In 1962 philosopher Jürgen Habermas redefined democracy as a social process where ideas are exchanged over a period of time not only through mass media and print, but face to face, and that they can be challenged and amended many times before consensus is reached. In 1969 psychiatrist Elisabeth Kübler-Ross postulated that we go through a series of steps when dealing with death and dying. And in 1974 political scientist Elisabeth Noelle-Neumann introduced research that showed how the interaction of group members determines what becomes the dominant opinion.
The discoveries of process communication in these fields aren’t exceptions to the rule; they are the rule. All communication is process. Even a simple fire alarm is part of a process that involves creating an awareness of the danger of fire, teaching procedures for alerting others, and developing safe habits to govern how we react to the alarm. The difference between single-speech, single-rhetor communication and process communication is the difference between the fire alarm and the fire drill.
Hiring is a good example of process communication. A job description is prepared to establish qualifications. An advertising message is written to reflect the job description and project the organization in a positive light.

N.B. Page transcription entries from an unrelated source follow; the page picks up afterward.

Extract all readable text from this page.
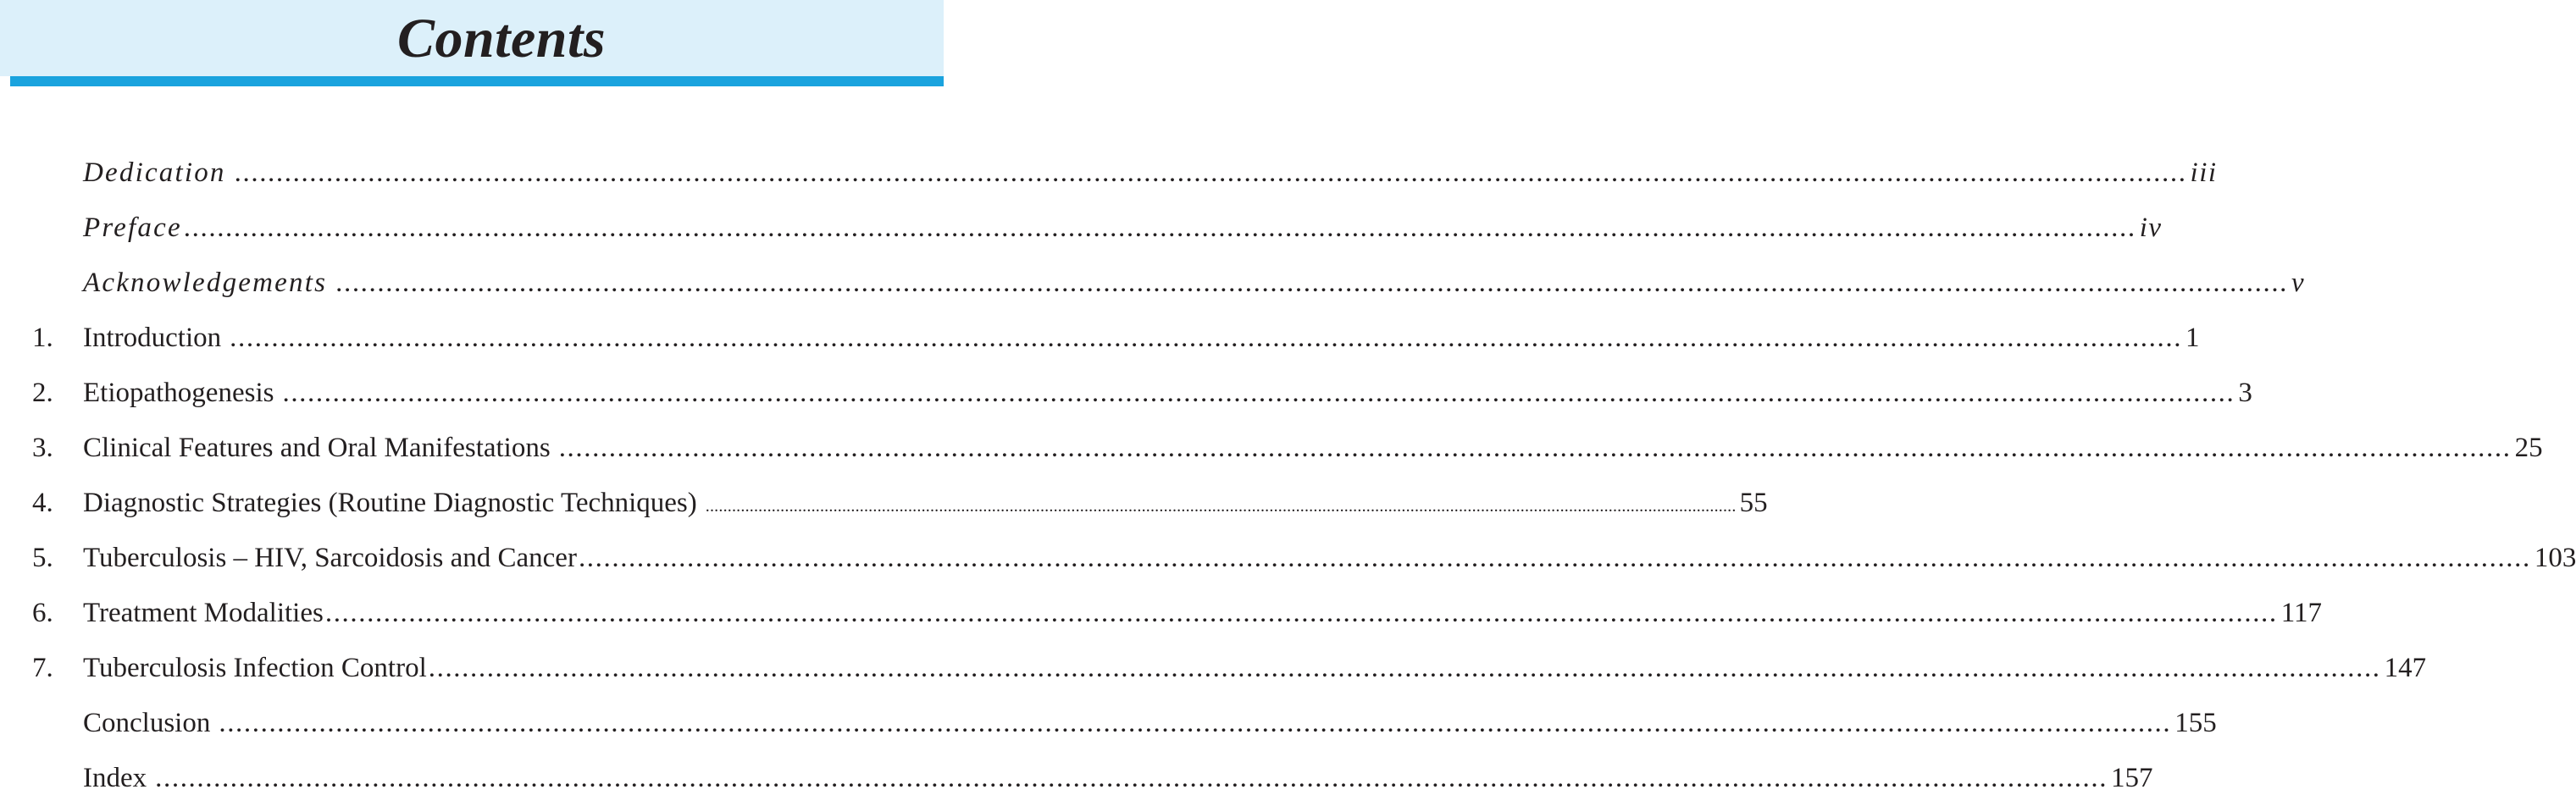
Contents
Dedication .......................................................................................................................................................................................................................................... iii
Preface .......................................................................................................................................................................................................................................... iv
Acknowledgements .......................................................................................................................................................................................................................................... v
1. Introduction .......................................................................................................................................................................................................................................... 1
2. Etiopathogenesis .......................................................................................................................................................................................................................................... 3
3. Clinical Features and Oral Manifestations .......................................................................................................................................................................................................................................... 25
4. Diagnostic Strategies (Routine Diagnostic Techniques) .......................................................................................................................................................................................................................................... 55
5. Tuberculosis – HIV, Sarcoidosis and Cancer .......................................................................................................................................................................................................................................... 103
6. Treatment Modalities .......................................................................................................................................................................................................................................... 117
7. Tuberculosis Infection Control .......................................................................................................................................................................................................................................... 147
Conclusion .......................................................................................................................................................................................................................................... 155
Index .......................................................................................................................................................................................................................................... 157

Resumes are screened for qualifications. Candidates are interviewed. An offer is made. Salary is negotiated. The new employee goes through orientation and training. This is followed by regular evaluations and eventually even an exit interview, which leads to a rewording of the job description.
Community relations is also best handled as a process. We encourage employees to become involved in community organizations. We assist with local fundraising projects. We meet monthly with advisory boards. We send press releases to the local publications. We assemble and promote a slate of employee speakers and make them available to schools and clubs. And when new developments are being considered, we talk to advisory boards, host meetings and negotiate with neighbors, and finally, apply for zoning variances and permits with the support and confidence of the community.
Compare these examples to non-process communication. Somebody has a brother who needs a job. A phone call, a handshake, a W2 form, and you are done. The neighbors don’t want you to expand the quarry, go to the city council and call them whiners standing in the way of progress and threaten to leave town. Things were simpler in the old days, but they weren’t very effective.
My wife and I bought an abandoned mansion in Joliet, Ill., in 1979. Over the last 35 years we founded the local historical society, sat on preservation boards, served on fundraising campaigns, were interviewed for newspaper stories, gave talks, and hosted tours. A few years ago we acquired 500 ft. of wrought iron fence from the old Cook County jail.
It was 8 ft. tall, and we needed a zoning variance to install it. The night of the zoning commission meeting we were prepared to make arguments about the scale of the house and the historic significance of the fence, and to promise that it would make the neighborhood look better not worse.
When our issue came up on the agenda, the head of the commission introduced us to the board and the spectators. Before we could speak, he spent 10 minutes telling everyone about all the work we did to revive an important structure that would otherwise have been torn down. When he was done we received enthusiastic applause. Then he asked if we wanted to say anything. “No, I guess not,” I said. “Thank you.” He then called for a vote, and our variance passed unanimously.
We were elated and a little dumbfounded when we left. On the way home, I realized we didn’t get to make our argument because it had already been made. We made it by giving tours, speaking at meetings, and appearing in the newspaper as the project dragged on for over 30 years.
Public affairs, internal communication, politics, family relationships, all communication is process. Professional communication is not about crafting and delivering messages anymore; it is about facilitating and feeding the process.